Intestinal microbiota diversity of the flat fish Solea senegalensis (Kaup, 1858) following probiotic administration

Pleuronectiforms are an important group of fish, and one of their species, Solea senegalensis (Kaup 1858), has been extensively studied at different levels, although information about its intestinal microbiota and the effects of different factors on it is very scarce. Modern aquaculture industry demands strategies which help to maintain a microbiologically healthy environment and an environmentally friendly aquaculture. In this context, probiotics seem to offer an attractive alternative.
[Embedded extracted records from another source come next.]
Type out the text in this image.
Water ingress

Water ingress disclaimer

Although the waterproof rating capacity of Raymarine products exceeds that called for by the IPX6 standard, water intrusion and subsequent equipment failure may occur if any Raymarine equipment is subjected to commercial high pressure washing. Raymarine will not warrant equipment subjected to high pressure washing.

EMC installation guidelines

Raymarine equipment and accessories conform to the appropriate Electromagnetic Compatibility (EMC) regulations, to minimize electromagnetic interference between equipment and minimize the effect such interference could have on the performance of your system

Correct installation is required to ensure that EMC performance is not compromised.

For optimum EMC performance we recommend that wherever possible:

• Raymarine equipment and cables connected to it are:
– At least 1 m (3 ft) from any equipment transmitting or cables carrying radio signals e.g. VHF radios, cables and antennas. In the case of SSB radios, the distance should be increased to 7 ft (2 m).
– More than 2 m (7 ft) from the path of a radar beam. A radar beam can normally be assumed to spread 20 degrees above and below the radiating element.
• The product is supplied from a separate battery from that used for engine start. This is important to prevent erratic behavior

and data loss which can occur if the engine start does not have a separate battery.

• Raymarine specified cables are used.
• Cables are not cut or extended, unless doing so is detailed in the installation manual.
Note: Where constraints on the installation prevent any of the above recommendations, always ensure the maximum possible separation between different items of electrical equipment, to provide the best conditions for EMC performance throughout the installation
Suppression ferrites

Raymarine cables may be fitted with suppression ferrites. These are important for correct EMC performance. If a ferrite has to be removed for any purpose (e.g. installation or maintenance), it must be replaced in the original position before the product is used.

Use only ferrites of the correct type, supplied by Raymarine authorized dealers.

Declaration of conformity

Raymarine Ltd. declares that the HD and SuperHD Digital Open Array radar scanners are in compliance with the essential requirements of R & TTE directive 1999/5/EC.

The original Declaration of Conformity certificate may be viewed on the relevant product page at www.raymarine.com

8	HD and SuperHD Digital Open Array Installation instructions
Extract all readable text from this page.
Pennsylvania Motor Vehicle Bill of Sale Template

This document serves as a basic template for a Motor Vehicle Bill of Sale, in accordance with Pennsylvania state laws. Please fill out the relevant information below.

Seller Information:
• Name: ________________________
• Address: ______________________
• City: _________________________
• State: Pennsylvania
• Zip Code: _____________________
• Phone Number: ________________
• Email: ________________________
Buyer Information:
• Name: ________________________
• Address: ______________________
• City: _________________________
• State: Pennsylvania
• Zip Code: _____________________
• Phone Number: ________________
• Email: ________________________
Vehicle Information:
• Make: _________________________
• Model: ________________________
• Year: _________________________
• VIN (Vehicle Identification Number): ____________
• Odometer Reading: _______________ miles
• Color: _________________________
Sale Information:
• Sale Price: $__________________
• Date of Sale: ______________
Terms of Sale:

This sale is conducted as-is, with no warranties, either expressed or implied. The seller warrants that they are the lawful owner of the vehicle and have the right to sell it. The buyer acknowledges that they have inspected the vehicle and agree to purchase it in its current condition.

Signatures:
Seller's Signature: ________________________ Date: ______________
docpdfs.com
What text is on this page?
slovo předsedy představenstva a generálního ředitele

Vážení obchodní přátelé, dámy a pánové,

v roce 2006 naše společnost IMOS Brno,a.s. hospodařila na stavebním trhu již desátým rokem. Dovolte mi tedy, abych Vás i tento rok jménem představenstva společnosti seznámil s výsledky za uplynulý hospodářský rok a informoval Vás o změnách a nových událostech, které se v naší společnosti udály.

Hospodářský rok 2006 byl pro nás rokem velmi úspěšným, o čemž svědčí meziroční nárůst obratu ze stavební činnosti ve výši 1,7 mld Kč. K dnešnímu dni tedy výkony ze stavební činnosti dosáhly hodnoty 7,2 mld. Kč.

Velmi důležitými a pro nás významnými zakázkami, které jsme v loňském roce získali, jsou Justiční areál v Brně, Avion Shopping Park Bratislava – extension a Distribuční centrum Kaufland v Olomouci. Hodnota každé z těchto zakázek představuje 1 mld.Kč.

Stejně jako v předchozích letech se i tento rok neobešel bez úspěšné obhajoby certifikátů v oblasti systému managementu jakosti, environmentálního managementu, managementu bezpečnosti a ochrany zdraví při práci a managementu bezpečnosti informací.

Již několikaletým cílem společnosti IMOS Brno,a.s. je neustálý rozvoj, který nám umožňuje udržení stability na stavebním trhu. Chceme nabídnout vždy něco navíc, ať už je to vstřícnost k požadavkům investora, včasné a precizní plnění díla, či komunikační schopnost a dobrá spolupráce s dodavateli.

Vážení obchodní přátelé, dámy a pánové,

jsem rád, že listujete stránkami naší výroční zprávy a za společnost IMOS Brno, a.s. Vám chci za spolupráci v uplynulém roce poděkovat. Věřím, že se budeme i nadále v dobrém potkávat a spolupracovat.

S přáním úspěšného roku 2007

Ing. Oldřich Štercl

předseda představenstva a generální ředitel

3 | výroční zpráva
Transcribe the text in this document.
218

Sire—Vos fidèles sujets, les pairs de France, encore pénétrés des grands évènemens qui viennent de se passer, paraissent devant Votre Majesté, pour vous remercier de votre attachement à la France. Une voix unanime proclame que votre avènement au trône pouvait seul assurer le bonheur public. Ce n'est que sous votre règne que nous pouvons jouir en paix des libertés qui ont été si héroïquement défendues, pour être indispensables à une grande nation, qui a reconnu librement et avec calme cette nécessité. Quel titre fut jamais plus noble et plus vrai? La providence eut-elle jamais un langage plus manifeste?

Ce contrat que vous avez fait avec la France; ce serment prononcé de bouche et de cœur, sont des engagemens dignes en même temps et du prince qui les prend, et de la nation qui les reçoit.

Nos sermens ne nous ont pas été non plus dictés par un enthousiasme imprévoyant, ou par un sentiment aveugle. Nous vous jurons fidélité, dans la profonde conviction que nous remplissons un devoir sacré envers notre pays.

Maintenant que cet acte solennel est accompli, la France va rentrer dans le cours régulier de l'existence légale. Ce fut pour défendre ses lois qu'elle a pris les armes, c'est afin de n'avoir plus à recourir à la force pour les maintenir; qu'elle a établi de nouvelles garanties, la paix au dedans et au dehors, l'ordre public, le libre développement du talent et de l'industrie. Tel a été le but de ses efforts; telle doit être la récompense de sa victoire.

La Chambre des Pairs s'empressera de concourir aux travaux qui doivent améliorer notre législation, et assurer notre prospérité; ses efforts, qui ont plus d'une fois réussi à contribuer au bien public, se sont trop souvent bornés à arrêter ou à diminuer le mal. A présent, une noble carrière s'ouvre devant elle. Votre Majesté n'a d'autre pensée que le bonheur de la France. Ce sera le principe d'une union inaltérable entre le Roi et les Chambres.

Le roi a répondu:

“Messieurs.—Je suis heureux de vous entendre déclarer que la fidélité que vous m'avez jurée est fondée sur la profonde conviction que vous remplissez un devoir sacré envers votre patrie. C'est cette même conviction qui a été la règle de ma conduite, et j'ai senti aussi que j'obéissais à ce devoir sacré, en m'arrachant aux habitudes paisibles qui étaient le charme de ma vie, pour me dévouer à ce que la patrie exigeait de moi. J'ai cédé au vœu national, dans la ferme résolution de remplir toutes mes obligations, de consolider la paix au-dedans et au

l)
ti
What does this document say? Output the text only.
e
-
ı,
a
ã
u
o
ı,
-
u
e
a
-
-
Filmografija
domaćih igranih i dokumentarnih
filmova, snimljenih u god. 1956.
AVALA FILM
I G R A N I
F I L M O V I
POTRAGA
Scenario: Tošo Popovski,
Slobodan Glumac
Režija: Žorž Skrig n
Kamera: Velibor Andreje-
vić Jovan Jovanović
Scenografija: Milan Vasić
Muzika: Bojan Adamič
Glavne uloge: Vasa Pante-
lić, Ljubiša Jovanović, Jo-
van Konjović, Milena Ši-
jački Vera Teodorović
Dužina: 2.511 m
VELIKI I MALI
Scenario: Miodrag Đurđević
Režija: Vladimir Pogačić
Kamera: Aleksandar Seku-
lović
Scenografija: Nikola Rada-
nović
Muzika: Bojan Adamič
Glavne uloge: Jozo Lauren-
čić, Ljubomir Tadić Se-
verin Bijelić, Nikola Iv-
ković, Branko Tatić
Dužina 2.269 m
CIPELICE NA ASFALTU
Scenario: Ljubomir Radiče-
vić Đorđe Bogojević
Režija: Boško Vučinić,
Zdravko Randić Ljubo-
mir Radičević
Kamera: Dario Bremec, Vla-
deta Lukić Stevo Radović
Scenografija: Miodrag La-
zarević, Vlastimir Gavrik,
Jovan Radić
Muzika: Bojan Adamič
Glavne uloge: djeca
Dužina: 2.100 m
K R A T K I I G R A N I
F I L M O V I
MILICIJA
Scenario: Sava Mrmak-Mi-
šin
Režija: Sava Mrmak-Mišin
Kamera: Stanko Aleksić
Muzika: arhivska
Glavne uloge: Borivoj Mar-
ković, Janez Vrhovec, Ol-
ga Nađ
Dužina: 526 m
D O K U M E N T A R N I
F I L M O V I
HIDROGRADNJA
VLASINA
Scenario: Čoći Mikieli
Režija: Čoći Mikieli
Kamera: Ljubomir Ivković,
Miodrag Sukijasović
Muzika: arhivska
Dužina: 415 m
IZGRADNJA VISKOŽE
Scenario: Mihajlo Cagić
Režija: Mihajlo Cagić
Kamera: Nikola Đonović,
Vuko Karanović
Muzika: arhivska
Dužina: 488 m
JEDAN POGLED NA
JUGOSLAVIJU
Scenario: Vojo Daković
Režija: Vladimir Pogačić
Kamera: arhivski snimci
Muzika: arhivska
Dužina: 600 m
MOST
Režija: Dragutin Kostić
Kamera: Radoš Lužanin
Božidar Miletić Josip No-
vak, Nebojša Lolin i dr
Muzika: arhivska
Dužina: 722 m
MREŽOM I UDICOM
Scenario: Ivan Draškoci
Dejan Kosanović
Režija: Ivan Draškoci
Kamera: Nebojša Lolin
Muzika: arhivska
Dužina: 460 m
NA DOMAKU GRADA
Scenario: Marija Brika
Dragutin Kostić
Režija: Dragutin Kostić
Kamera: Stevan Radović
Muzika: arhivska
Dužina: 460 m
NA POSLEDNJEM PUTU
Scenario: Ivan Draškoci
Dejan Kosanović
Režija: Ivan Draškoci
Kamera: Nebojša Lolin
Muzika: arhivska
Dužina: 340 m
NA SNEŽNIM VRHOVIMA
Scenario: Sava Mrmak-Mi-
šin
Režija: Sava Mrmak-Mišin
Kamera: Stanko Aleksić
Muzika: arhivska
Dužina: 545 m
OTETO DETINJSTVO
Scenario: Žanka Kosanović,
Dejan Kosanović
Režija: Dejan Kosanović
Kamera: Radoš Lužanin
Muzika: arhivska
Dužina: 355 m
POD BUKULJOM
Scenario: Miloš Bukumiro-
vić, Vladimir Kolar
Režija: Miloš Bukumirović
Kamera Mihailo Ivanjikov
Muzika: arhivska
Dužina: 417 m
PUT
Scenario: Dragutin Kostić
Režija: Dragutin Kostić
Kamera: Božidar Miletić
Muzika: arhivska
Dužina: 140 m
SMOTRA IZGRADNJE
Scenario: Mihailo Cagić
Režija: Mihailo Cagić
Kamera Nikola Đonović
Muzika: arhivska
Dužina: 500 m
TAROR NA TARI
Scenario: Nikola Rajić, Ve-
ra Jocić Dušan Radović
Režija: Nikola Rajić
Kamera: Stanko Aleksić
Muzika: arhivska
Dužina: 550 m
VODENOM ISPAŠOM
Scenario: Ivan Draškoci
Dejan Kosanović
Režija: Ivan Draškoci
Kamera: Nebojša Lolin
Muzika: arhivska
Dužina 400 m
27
The intake of probiotics could modify the composition of the intestinal microbiota, which is a key component in excluding potential invaders and maintaining health. The aim of this study was to evaluate by 16S rRNA gene analysis using polymerase chain reaction-denaturing gradient gel electrophoresis the effect of administering fresh or lyophilized cells of Pdp11 on the intestinal microbiota of farmed Senegalese sole, using sodium alginate to facilitate the incorporation of bacterial cells to the feed. The results obtained showed that the composition of fish intestinal microbiota was affected when fish received a diet supplemented with sodium alginate and fresh or lyophilized probiotic cells. In all cases, the dominant bacterial groups belonged to γ-Proteobacteria and mainly the Vibrio species. The use of sodium alginate reduced the incidence of populations with <97% 16S rRNA gene sequence identity to uncultured microorganisms in the intestinal microbiota until non-detected limits. On the other hand, the supplementation of the diet with probiotics produced an increase of the predominant species related to Vibrio genus.